Being Queen is lonely

 

Being Queen is a lonely thing….

 I visited my bees on Sunday and they’re all doing well. I have currently three colonies: one hive that is quite populous, one that is less so and one that is tiny. The tiny one is one I created about three weeks ago when faced with the hard choice of what to do with a couple of queen cells that needed disposing of.

(A little bee background: bees basically consist of three kinds. Workers and queens are female and drones are male. Drones do nothing but wait around in the hope that a virgin queen will emerge somewhere in the vicinity and they can mate with her: it’s a great life while the sun shines. They get fed by workers, do no work and just buzz around all day waiting for their chance with a queen. Incidentally, they die straight after this. They die in the winter or the workers kill them off. But bees exist to make more bees(the honey is just their winter stores) and the problem from May onwards is swarms. You let your bees swarm and you lose half your colony. We lost half of ours because they waited till we went away on holiday and then buggered off. So one of the things you need to do to try and avoid swarming is to knock out queen cells. A queen cell is a long tube of beeswax, where the workers rear a single egg by feeding it with royal jelly until after 16 days a new queen emerges).

We found two queen cells when we opened the hive that day. One hatched in my hand and I accidentally dropped her; I have no idea where she went. The other felt warm and alive in my hand and I couldn’t bring myself to do what a seasoned bee-keeper would have done and thrown the queen cell away. I made a sudden instinctive decision and took two frames of brood and nurse bees to our spare hive and gently mashed the end of the queen cell onto a corner of it, shut the hive up and walked away.
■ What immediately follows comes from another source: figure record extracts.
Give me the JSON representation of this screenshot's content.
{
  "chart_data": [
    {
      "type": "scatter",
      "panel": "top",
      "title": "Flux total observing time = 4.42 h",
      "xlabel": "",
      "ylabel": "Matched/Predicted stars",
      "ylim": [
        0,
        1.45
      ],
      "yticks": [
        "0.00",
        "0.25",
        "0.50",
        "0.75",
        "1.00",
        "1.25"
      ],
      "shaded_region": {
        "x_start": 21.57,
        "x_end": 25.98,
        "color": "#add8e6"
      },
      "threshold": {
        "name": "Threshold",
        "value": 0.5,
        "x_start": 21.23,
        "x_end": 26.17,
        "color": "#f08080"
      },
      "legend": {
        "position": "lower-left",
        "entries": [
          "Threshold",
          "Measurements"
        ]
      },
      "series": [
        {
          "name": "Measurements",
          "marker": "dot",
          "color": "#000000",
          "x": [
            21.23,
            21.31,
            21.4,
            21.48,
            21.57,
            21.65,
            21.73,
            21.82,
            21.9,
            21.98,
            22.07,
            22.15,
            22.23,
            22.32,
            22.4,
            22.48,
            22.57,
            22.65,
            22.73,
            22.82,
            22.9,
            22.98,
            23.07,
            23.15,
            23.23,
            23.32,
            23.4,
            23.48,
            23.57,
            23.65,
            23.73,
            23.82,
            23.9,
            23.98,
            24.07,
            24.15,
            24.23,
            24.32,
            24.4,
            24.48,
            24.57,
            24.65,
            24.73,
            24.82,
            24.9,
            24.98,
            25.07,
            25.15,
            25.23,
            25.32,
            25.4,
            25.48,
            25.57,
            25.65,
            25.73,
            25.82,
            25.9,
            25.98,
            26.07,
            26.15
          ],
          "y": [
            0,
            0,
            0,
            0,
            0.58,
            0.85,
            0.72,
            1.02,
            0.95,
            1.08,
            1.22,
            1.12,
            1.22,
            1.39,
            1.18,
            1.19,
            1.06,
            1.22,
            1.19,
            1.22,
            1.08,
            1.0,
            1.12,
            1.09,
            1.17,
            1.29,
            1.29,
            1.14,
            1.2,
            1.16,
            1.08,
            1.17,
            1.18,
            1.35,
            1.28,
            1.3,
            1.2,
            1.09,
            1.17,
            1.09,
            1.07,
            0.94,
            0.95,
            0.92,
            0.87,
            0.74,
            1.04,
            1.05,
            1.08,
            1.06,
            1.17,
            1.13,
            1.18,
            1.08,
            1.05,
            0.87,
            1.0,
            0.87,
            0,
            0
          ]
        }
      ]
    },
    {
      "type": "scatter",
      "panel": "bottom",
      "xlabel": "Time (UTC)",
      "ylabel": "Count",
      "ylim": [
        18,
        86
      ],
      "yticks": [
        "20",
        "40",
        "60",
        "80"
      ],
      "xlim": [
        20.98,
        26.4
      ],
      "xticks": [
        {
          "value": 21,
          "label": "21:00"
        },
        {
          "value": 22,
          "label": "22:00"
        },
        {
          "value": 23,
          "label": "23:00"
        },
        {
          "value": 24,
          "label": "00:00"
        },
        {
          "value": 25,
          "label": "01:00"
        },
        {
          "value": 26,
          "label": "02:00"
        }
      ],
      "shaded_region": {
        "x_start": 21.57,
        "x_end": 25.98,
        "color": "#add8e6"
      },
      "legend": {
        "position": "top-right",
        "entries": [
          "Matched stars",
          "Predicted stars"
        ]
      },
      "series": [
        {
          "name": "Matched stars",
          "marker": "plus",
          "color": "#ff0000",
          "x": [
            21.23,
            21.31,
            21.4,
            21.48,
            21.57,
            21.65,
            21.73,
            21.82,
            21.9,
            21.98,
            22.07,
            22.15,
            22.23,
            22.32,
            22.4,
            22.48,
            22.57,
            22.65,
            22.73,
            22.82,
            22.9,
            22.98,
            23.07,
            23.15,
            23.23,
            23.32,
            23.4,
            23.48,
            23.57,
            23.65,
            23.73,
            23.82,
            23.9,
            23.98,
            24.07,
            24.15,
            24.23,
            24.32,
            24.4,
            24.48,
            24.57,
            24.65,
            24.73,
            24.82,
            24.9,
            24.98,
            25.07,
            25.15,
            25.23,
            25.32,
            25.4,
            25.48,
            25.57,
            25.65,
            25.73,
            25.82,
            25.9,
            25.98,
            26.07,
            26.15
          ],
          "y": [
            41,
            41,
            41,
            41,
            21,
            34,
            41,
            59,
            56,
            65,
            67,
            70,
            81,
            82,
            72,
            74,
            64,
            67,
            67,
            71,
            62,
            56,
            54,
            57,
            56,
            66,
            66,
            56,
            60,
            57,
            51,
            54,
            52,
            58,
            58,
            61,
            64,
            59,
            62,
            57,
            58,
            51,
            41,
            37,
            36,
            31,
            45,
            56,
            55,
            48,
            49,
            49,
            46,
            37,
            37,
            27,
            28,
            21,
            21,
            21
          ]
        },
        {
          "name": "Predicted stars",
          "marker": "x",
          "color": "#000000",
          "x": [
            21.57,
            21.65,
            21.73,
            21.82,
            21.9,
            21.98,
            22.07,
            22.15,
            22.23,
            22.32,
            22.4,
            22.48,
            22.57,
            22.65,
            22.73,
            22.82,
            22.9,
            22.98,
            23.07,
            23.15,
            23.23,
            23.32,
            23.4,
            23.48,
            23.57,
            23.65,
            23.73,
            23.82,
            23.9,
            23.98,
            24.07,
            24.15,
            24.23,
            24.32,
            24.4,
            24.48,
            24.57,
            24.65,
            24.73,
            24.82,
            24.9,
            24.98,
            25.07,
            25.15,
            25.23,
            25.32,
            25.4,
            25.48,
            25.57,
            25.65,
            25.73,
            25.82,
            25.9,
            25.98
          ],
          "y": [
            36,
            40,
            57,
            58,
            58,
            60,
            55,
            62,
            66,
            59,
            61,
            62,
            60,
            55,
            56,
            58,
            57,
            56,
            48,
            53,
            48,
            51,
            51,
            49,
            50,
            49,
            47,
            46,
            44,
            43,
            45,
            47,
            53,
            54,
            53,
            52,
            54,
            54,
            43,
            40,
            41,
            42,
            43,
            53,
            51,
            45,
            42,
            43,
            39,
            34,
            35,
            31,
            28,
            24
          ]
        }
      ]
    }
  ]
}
Bees will always rear brood and eggs and they will always minister to a queen so there was a good chance that I had started a new colony in doing so.

I felt a little odd about it because I had simply felt that what I held in my hand was what you might call, “a good ‘un”. I had no evidence or logic for this: just pure feeling. However, it appears I was right. The new queen had emerged, mated and begun laying when I came back a week later. For a few weeks she was the only one of our three queens who WAS laying. On Sunday, in my inspection, I actually spotted her, swift as a little greyhound and the frame was filled with eggs and brood. A real good ‘un. I am glad I obeyed that tingle in my hand and mind that said “Let her have a chance”. I suspect that over the next few years, she may more than pay me back.

But this evening I had been pondering over the model of the bees and it occurred to me that being queen is terribly lonely. Bees sense when a queen is failing and they “supersede”: that is, they rear a new queen and quietly let the old one go. Sometimes they kill her. Sometimes a bee keeper decides a queen is not what he wants and replaces her. Either she’s getting too old, or she’s not laying enough or the temperament of the colony isn’t right. Bye bye Queenie.

I could draw parallels with the book world (and they exist all right) but I won’t labour the point, because writers create stories(honey) and Queens lay eggs to make more bees. But what I really want you to understand is that those who are at the pinnacle of what they are or do are in a precarious place. They won’t be the best forever. They won’t be at the top forever. And coming down, they may meet those they may have climbed over to get to the top. 

So, let us be kind and gracious as we make our journey through the world; everyone we meet has private battles and sorrows of their own. Their life might look sweet and honey-scented from where we are but we don’t know what it cost them to get there, how hard they must work to stay there and how easy it is to lose.